The detergent compositions can also include various additional functional components. In some embodiments, the alkalinity source, water, and a surfactant or surfactant system make up a large amount, or even substantially all of the total weight of the detergent composition, for example, in embodiments having few or no additional functional materials disposed therein.
In alternative embodiments, functional materials are added to provide desired properties and functionalities to the detergent composition. For the purpose of this application, the term “functional materials” includes a material that when dispersed or dissolved in a use and/or concentrate solution, such as an aqueous solution, provides a beneficial property in a particular use. Some particular examples of functional materials are discussed in more detail below, although the particular materials discussed are given by way of example only, and that a broad variety of other functional materials may be used. Moreover, the components discussed above may be multi-functional and may also provide several of the functional benefits discussed below.

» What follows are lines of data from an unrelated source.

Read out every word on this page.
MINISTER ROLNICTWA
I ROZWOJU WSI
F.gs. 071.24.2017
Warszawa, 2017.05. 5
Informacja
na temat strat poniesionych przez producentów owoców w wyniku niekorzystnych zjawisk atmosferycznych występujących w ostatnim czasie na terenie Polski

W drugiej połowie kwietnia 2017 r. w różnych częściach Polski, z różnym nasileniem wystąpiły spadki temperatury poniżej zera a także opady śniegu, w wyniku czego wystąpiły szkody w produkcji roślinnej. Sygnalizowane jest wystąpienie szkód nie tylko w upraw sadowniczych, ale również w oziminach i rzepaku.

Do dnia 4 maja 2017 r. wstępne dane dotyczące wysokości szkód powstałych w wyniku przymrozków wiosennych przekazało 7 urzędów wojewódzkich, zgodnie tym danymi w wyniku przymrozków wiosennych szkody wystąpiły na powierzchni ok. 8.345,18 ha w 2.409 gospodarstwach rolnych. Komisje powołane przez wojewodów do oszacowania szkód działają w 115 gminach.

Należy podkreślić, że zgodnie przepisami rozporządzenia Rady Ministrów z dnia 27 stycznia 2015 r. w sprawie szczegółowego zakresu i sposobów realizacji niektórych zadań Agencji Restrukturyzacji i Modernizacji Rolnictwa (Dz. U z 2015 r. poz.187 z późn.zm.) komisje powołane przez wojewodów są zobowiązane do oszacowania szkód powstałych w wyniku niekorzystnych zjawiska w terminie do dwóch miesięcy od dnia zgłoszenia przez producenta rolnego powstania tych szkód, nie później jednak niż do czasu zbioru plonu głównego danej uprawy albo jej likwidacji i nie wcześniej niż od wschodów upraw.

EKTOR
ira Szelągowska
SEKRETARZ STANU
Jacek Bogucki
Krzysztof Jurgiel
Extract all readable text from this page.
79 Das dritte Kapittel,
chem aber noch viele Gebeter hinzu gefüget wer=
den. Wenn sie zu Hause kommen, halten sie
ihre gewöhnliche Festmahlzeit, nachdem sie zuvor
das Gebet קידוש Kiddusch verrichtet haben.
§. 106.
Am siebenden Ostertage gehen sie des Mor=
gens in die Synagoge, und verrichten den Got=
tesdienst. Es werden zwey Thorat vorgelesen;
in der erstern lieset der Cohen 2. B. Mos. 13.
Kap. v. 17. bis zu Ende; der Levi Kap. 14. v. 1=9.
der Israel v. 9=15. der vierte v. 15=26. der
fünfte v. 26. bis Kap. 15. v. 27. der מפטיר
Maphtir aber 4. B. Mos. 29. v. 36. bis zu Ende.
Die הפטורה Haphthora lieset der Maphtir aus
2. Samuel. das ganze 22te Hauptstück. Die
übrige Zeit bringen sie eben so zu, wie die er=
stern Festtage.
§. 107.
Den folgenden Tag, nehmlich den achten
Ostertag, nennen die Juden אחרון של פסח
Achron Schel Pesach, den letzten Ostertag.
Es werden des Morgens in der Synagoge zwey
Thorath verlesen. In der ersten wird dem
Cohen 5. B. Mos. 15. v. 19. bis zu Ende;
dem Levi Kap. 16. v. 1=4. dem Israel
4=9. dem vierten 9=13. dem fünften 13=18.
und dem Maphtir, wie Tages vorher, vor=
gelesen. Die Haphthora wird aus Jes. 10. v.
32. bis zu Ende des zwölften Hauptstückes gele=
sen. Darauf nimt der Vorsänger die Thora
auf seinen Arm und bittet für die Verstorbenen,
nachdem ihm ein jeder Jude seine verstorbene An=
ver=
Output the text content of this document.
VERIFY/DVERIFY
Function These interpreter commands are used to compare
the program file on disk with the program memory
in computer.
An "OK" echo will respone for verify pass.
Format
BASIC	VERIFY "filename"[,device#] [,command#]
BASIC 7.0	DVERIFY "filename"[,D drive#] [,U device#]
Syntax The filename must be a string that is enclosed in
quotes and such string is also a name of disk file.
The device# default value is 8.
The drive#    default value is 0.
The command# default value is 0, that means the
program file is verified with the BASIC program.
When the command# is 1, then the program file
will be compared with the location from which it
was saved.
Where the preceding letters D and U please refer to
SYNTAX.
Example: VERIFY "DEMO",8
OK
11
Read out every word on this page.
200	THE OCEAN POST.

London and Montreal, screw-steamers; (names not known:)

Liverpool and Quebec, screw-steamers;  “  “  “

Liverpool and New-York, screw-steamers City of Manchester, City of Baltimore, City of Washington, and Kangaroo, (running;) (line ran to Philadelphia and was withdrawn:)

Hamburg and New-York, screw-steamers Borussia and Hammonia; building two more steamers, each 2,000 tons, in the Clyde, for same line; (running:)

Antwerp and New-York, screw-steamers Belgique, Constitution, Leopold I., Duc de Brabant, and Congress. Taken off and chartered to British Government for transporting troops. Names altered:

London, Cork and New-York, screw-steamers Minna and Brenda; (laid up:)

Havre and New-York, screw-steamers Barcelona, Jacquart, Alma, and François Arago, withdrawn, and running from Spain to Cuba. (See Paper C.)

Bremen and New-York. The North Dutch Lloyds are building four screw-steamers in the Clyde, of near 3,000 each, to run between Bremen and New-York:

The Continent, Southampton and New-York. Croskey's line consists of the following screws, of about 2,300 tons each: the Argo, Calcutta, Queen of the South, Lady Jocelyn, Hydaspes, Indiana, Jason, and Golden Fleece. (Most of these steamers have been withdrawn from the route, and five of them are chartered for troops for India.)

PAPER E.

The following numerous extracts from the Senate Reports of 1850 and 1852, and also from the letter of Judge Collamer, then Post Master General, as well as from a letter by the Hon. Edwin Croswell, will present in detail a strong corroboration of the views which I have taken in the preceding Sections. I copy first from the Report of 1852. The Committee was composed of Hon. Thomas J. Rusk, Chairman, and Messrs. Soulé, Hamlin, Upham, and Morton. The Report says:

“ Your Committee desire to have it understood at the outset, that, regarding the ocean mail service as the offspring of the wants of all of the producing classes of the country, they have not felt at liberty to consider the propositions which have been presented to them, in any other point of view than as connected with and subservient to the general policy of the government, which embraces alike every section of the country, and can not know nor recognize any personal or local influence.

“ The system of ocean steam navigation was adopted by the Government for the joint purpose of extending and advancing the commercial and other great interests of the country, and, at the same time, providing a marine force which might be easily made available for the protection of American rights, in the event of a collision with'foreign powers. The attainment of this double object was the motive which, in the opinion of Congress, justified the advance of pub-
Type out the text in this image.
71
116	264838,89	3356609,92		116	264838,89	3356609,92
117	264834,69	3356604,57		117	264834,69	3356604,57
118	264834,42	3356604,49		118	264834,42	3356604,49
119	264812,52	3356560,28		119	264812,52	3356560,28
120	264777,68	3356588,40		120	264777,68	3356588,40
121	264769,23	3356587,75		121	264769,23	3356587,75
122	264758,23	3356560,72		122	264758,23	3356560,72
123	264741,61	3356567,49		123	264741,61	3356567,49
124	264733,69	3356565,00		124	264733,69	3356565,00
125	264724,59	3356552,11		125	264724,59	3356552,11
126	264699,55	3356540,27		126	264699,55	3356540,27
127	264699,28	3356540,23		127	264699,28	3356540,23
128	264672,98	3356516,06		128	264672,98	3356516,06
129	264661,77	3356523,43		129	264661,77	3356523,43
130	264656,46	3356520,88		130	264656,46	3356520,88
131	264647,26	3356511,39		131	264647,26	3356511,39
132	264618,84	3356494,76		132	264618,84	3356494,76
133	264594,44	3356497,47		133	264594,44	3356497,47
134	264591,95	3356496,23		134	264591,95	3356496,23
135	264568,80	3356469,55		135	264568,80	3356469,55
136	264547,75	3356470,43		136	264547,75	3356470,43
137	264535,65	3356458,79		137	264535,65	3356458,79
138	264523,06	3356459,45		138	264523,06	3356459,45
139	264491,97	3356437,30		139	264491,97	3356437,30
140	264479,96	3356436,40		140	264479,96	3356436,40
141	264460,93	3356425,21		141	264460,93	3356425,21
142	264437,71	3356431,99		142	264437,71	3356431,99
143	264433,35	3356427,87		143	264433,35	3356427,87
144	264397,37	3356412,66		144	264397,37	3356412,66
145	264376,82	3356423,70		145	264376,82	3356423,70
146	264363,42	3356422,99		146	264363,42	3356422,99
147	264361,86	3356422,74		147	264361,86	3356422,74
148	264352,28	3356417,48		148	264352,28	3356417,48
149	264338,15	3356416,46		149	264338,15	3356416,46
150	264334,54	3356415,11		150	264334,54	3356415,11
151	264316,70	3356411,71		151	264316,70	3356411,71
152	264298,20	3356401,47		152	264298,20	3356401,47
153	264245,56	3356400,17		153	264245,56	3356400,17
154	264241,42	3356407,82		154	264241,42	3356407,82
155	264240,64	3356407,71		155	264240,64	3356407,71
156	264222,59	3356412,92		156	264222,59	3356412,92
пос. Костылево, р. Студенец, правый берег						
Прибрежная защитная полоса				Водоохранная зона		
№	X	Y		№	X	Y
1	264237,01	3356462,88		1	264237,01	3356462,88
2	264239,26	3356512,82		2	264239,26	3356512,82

The detergent composition can include one or more secondary alkali sources. Examples of suitable secondary alkali sources of the detergent composition include, but are not limited to alkali metal carbonates, alkali metal hydroxides and alkali metal silicates. Exemplary alkali metal carbonates that can be used include, but are not limited to: sodium or potassium carbonate, bicarbonate, sesquicarbonate, and mixtures thereof. Exemplary alkali metal hydroxides that can be used include, but are not limited to: sodium or potassium hydroxide. The alkali metal hydroxide may be added to the detergent composition in any form known in the art, including as solid beads, dissolved in an aqueous solution, or a combination thereof. Examples of alkali metal silicates include, but are not limited to sodium or potassium silicate or polysoilicate, sodium or potassium metasilicate and hydrated sodium or potassium metasilicate or a combination thereof.
The detergent composition can include one or more building agents, also called chelating or sequestering agents (e.g., builders), including, but not limited to: condensed phosphates, alkali metal carbonates, phosphonates, aminocarboxylic acids, and/or polycarboxylic acids. In general, a chelating agent is a molecule capable of coordinating (i.e., binding) the metal ions commonly found in natural water to prevent the metal ions from interfering with the action of the other detersive ingredients of a cleaning composition. Preferable levels of addition for builders that can also be chelating or sequestering agents are between about 0.1% to about 70% by weight, about 1% to about 60% by weight, or about 1.5% to about 50% by weight. If the solid detergent composition is provided as a concentrate, the concentrate can include between approximately 1% to approximately 60% by weight, between approximately 3% to approximately 50% by weight, and between approximately 6% to approximately 45% by weight of the builders. Additional ranges of the builders include between approximately 3% to approximately 20% by weight, between approximately 6% to approximately 15% by weight, between approximately 25% to approximately 50% by weight, and between approximately 35% to approximately 45% by weight.
Examples of condensed phosphates include, but are not limited to: sodium and potassium orthophosphate, sodium and potassium pyrophosphate, sodium tripolyphosphate, and sodium hexametaphosphate. A condensed phosphate may also assist, to a limited extent, in solidification of the detergent composition by fixing the free water present in the detergent composition as water of hydration.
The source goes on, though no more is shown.